Nix für ungut. Aber ein Batteriechen von 75 Ah in die Todeszone von 11,5 V ab zu würgen und dann gleich mit
PV und/oder Generator dagegen an zu gehen, erscheint mir unrealistisch. Die Efoy ist dann schon das Richtige.

Zur Frage:
Der Gleichstromanschluss bringt selbst bei hochwertigen Generatoren nichts außer Schäden für das Batterichen, weil er nicht geregelt und auch nicht abgeregelt ist. Außerdem schwankt er sehr stark bei den Ladezyklen.

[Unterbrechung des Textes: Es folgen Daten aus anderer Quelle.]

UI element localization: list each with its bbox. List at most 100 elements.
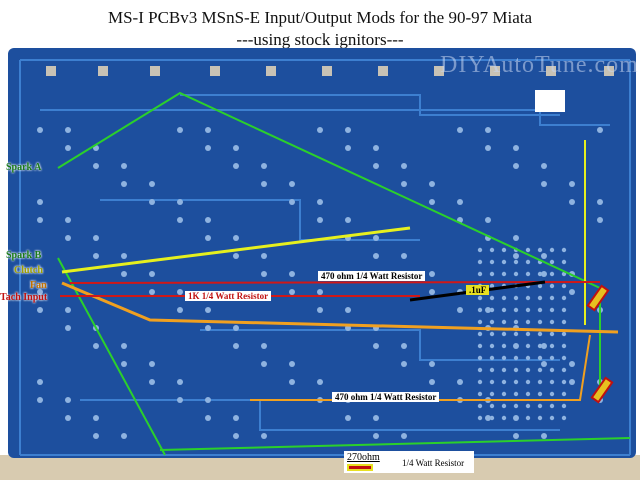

Ich selbst würde dann von einem altertümlichen Ladegerät aus den frühen sechziger Jahren des vorigen Jahrtausends träumen, welches wenigstens im Ansatz Schutz vor dem sofortigen Batteriesuizid bietet.

Ansonsten wäre natürlich der Honda 10i von den Daten und vom Preis her optimal. Aber wenn Du von ihm 900 Watt forderst (Warum und weshalb eigentlich?), wäre schon der 20i angesagter, weil er einfach im ECO-
Modus länger und sehr viel leiser läuft, laufen darf.
Aber sooo viel Aufwand für ein Batteriechen :eek:
Wenn Du es doch selten tust,, laß Deine Efoy laufen. Die stört Niemanden. Und sonst schaust Du hier bei meinem Moppelchen: --> Link

elektrotechnikzrenner am 27 Dez 2012 06:06:41

Naja-also wenn du nur den 12V-Ausgang des Moppels nutzen möchtest:
Wohl gar nicht, wenn da tatsächlich nur 12 V rauskommen...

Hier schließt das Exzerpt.